COMISSÃO PASTORAL DA TERRA

 

Representantes das Pastorais do Campo do Nordeste (Cimi, CPP, CPT, PJR, SPM e Cáritas) se reuniram, nos dias 25 e 26 de maio, no Recanto do Pescador, em Olinda, Pernambuco. Confira a Carta do Encontro:

 

“Quero uma Igreja solidária,

servidora e missionária,

que anuncia e saiba ouvir./

Ao lutar por dignidade,

 por justiça e igualdade,

pois eu vim para servir.

(cf. Mt 10, 45)

 

Representantes das Pastorais do Campo do Nordeste (Conselho Indigenista Missionário – CIMI, Conselho Pastoral dos Pescadores – CPP, Comissão Pastoral da Terra – CPT, Pastoral da Juventude Rural – PJR, Serviço Pastoral dos Migrantes – SPM e Cáritas) encontraram-se fraternalmente nos dias 25 e 26 de maio 2015, no Recanto do Pescador, em Olinda-PE, espaço de formação popular e articulação das lutas dos pescadores e pescadoras, que o CPP colocou à disposição. Além do encontro de amigos (as) e companheiros (as) ser sempre enriquecedor, o intuito principal foi aprofundarmos o momento conjuntural de nossa realidade, cujos dias, meses e anos, “fazem pensar”. Nosso horizonte é cotidianamente povoado pelas tribulações e esperanças dos povos indígenas e quilombolas, camponeses com suas múltiplas facetas, comunidades tradicionais pesqueiras, homens e mulheres da migração forçada, juventudes rurais, do meio popular e das periferias urbanas.

Compartilhamos nossas experiências, metodologias e desafios. Recobramos de nós mesmos vontade firme para renovarmos nossa opção: assumir, junto com os protagonistas, ao redor das terras, territórios e águas de nosso Nordeste, perspectivas conjuntas de colaboração e atuação mais eficazes. Apesar de vivermos uma realidade que se apresenta, cada vez mais, “diversa e adversa”, fomos unânimes em assumir que uma das dimensões que configura nosso ser e nos caracteriza chama-se: “pastoralidade”, com as ressonâncias bíblicas e históricas que esta palavra evoca.

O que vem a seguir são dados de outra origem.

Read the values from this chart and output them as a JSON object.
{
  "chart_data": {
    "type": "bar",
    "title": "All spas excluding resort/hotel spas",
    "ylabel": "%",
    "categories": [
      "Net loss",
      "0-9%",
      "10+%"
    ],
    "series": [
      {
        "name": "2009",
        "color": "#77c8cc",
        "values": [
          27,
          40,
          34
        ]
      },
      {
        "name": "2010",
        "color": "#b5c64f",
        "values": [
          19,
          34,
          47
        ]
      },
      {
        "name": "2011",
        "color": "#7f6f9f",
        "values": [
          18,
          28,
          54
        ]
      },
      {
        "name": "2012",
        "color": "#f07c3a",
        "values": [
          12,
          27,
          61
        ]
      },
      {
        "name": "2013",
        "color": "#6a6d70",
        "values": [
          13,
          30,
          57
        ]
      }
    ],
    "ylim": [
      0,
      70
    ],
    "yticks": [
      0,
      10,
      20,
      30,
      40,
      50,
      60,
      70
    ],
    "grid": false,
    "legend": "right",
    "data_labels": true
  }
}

Nosso filtro de leitura, portanto, nos apontou algumas focalizações que, sinteticamente aqui elencamos como atitudes e opções de “trabalho pastoral”:

- Repudiamos a violência e expulsão de povos e comunidades tradicionais e camponeses de suas terras e territórios. Nestes últimos anos, de forma mais acelerada, uniram-se aos interesses vorazes do capital o Estado nos três níveis, federal, estadual e municipal. Capital e Estado, portanto, são promotores da expropriação e violência a serviço de seus interesses economicistas;

- Condenamos a privatização e mercantilização da natureza, de suas dádivas básicas e comuns como a terra, água e a biodiversidade;

- Denunciamos, com a veemência que nos vem da ética que cultivamos e de nossa história, a forma premeditada e perversa com que Executivo, Congresso e Judiciário, têm violado e produzido retrocessos em direitos adquiridos, conquistados e consolidados pelas lutas dos povos ao longo de nossa história, que tiveram uma etapa positiva na Constituição Federal de 1988;

- Jamais aceitaremos e deixaremos de denunciar o extermínio das juventudes, em especial a negra e empobrecida. Este crime instalado no Brasil inteiro é promovido com uma violência institucionalizada, que nos envergonha como humanos;

- Completa o nosso grito o repúdio ao preconceito e à falta de incentivo para com as juventudes rurais e das periferias e todas as formas de violência contra as mulheres.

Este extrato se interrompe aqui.